Royal palms lined the roadway into the track, tall and straight as Doric columns, and there were coconut palms and foxtail palms, date palms and pygmy palms scattered about the grounds as well as the bougainvillea and jasmine blossoms that framed the stands. You could pick the fruit right off the orange and lemon and banana trees and nobody cared.
And every day, there were horses … the finest horses a man could hope to see.
 
The epicenter of the equine world in winter was at Hialeah, and in the months of January and February, when football fever abated, horses again took over the newspaper sports section, and if President Nixon hadn’t been talking about the conflict ending soon in Vietnam, Secretariat might well have been on the front page.
Willie cast a cynic’s eye on the politics of war:
“Greatest scourge of mankind, that’s what Thomas Jefferson called it.” 

Secretariat won the Horse of the Year title hands down and he was certain to be the overwhelming favorite for the 1973 Kentucky Derby, lots of believers hoping for a Triple Crown winner.  It had been more than 20 years since Arcaro booted home Citation in the red and blue Calumet silks, and they were ready for another.  
And of course the nonbelievers said Big Red’s breeding wasn’t right for him to get the longer distances of the classics, but Willie said those folks are going to get re-educated for sure and they’ll all change their tune by the time he crosses the finish line next June in the Belmont Stakes.
But Secretariat wasn’t going to run in Florida at all that winter, trainer Lucien Laurin already on record that he’d make his first start in March in the Bay Shore at Aqueduct, then go in the Wood Memorial Stakes, so the winter focus fell on those other 3-year-old colts who might be up against him later in the spring, the horses that would prep in the Bahamas Stakes and the Everglades and Flamingo Stakes at Hialeah or later at Gulfstream Park in March when they honed up in the Hutcheson and the Florida Derby. 
Each of those races was worth big money, with every eye on the prize in Louisville for the first Saturday in May, yet all still knowing that a lot of things have to happen just right for you before you even get in the gate for that one.

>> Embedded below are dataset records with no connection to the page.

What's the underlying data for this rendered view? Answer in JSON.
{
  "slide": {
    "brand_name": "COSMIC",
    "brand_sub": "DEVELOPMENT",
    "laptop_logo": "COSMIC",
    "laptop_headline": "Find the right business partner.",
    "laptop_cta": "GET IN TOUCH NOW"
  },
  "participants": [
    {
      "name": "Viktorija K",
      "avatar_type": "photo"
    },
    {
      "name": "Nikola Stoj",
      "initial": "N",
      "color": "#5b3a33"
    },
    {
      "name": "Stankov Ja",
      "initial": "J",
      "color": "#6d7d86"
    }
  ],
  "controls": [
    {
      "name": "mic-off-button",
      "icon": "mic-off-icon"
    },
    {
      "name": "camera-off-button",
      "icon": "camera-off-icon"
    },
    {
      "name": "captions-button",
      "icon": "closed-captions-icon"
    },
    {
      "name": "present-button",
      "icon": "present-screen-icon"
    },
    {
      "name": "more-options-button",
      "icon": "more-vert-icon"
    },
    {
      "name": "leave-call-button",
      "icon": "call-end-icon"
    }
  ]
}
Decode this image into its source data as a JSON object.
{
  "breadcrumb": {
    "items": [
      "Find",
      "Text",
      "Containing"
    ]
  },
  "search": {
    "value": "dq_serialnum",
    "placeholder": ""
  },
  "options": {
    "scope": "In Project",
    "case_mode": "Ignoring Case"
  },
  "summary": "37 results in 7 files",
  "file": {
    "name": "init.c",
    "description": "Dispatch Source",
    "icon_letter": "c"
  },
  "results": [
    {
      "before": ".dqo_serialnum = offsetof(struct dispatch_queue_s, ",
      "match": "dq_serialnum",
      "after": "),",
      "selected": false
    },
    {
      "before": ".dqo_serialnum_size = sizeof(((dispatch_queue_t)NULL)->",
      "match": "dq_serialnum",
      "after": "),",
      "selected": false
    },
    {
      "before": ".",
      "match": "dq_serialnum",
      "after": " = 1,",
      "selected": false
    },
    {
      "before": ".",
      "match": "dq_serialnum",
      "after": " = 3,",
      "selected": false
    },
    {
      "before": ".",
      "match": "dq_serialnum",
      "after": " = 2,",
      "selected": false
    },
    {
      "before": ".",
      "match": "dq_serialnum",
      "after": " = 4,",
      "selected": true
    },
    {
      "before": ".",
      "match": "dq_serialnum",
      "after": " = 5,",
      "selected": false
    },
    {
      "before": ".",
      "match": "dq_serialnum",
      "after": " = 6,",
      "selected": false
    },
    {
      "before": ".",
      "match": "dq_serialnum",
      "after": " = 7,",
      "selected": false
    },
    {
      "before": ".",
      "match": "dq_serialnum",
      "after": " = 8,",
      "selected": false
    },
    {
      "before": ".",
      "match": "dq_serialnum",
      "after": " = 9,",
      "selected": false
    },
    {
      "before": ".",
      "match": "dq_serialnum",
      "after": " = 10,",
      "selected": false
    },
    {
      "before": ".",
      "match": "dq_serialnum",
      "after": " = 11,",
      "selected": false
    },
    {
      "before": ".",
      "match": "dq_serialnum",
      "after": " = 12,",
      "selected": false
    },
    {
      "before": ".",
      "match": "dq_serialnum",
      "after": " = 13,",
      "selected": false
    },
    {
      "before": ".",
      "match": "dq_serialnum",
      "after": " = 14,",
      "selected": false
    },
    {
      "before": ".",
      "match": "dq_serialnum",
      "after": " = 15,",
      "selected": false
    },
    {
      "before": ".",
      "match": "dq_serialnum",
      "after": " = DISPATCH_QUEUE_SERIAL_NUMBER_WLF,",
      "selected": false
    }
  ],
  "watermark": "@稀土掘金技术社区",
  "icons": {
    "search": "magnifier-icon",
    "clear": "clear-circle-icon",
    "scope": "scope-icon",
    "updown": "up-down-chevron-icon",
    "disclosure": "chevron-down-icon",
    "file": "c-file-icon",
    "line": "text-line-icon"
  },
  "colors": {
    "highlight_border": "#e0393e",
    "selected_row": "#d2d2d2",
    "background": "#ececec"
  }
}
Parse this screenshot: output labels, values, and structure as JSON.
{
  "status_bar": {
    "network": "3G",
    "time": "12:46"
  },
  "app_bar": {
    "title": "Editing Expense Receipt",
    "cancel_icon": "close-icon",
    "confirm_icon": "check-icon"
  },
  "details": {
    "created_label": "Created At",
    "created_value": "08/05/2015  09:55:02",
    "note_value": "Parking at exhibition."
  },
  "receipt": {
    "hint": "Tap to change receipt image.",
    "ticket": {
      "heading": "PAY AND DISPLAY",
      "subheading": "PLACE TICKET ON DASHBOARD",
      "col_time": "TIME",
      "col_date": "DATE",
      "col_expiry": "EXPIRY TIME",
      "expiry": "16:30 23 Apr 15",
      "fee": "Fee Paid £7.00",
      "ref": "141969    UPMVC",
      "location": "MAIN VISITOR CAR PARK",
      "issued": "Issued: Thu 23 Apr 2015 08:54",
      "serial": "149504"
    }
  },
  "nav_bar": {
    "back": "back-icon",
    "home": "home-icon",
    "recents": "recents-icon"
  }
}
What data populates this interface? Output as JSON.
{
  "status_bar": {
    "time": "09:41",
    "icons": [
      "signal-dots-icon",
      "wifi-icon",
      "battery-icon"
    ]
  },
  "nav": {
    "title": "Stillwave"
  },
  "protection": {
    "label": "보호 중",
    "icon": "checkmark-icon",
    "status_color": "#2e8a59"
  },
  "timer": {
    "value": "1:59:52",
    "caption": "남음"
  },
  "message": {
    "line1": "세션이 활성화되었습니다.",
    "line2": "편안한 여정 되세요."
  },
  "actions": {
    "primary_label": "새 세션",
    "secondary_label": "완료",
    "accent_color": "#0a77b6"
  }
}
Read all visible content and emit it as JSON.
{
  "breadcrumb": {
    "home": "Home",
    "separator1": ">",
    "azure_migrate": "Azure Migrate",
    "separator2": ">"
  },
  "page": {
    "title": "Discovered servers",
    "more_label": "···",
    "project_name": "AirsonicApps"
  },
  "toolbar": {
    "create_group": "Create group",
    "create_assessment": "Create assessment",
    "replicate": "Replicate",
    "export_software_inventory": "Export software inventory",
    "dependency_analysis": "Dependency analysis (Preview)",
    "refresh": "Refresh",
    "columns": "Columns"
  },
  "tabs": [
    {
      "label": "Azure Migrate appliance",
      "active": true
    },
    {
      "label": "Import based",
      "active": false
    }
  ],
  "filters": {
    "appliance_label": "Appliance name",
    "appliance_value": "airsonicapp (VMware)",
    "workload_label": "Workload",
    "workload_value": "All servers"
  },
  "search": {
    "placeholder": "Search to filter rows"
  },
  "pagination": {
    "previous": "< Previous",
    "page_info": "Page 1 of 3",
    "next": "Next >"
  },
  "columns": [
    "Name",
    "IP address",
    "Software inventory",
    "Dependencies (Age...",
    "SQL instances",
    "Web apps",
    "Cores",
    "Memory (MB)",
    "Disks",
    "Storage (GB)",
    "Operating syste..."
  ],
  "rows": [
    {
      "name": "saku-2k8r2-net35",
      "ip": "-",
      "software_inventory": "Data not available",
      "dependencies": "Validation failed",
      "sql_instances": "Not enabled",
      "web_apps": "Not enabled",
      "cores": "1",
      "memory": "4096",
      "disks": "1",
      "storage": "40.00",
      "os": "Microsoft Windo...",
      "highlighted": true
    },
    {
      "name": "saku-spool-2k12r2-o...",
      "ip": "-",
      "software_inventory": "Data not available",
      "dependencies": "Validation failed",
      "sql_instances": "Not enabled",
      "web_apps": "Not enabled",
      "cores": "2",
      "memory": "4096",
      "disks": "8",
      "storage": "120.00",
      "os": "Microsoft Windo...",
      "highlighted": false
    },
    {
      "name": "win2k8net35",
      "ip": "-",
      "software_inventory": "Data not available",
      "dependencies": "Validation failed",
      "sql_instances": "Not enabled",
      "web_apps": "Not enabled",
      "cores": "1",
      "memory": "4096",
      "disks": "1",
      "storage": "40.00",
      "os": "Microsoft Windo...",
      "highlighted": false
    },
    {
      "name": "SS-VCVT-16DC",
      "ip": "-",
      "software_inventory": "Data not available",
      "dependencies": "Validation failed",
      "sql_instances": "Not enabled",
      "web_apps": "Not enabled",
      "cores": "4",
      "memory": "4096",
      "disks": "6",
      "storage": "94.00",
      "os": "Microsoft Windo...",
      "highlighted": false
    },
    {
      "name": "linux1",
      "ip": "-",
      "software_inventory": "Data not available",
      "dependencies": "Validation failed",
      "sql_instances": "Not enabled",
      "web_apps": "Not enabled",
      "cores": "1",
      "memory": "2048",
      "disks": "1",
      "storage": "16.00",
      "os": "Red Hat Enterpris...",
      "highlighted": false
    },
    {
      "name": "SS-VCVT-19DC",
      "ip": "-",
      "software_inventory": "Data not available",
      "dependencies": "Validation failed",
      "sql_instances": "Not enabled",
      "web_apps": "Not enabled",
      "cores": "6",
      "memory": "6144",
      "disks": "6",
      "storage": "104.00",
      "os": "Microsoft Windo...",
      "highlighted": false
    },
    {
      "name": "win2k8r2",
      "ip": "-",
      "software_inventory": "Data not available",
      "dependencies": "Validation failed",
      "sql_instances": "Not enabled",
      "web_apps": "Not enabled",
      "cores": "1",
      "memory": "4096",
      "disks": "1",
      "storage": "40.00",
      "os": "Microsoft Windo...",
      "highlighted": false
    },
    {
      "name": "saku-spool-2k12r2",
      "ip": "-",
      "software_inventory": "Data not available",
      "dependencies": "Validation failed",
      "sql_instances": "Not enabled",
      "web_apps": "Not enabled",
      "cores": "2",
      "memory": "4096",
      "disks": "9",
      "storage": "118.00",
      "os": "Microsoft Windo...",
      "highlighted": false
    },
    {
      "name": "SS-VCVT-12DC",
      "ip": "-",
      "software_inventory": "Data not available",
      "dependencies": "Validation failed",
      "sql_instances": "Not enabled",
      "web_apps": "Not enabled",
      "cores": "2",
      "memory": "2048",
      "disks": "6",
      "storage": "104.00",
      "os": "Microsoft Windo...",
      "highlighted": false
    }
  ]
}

The Evans’ barn, which was now actually the Alexander barn, still had the red-and-yellow wall plaques and the stone jockey outside, but Bogie didn’t seem to be too anxious to run any of the horses, like he was waiting for something to happen, and most got moved to other trainers before he got a chance to run them anyway.
Bogie kept training the horses the same way he always did, but Ham came to understand what Willie meant when he said some guys make great assistants, but not great trainers.
“A lot of what the trainer does is more about training the owners than it is training the horses. Horses can just about train themselves if you keep ’em happy. And owners can get to thinking they know more than you do really fast, but the truth is they aren’t happy unless they winnin’,” said Willie.
 
Their barn was last in the row of barns and sat at the end of the stable area farthest from the action, so it was quiet and peaceful but still not that far a walk for Ham on those afternoons when he’d head over to the grandstand and blend in with the other fans. 
He liked to go to the paddock to make notes on his program for each horse, like a trainer getting ready to claim one, and then he’d take the escalator to the second floor to a spot at the end of the free seats opposite the eighth-pole. That was where most of the action took place in any race, where the horse on the lead would either push on gamely or run out of gas when the late-runners closed in.
Sometimes, Willie would go up there and sit with him and point out things Ham wouldn’t have picked up on by himself, like riders switching their sticks or a horse getting shut off at the rail, or the one time when they stood at the outside fence and could hear the faint hum when a renegade jockey used his buzzer.
“He’s pluggin’ that one in,” said Willie, and he explained to Ham that there would always be a few cheaters in every game as long as money was involved, and anyone who’d been around as long as he had knew who they were and avoided them as much as possible. 
“Lay down with dogs, you’re gonna get fleas,” said Willie.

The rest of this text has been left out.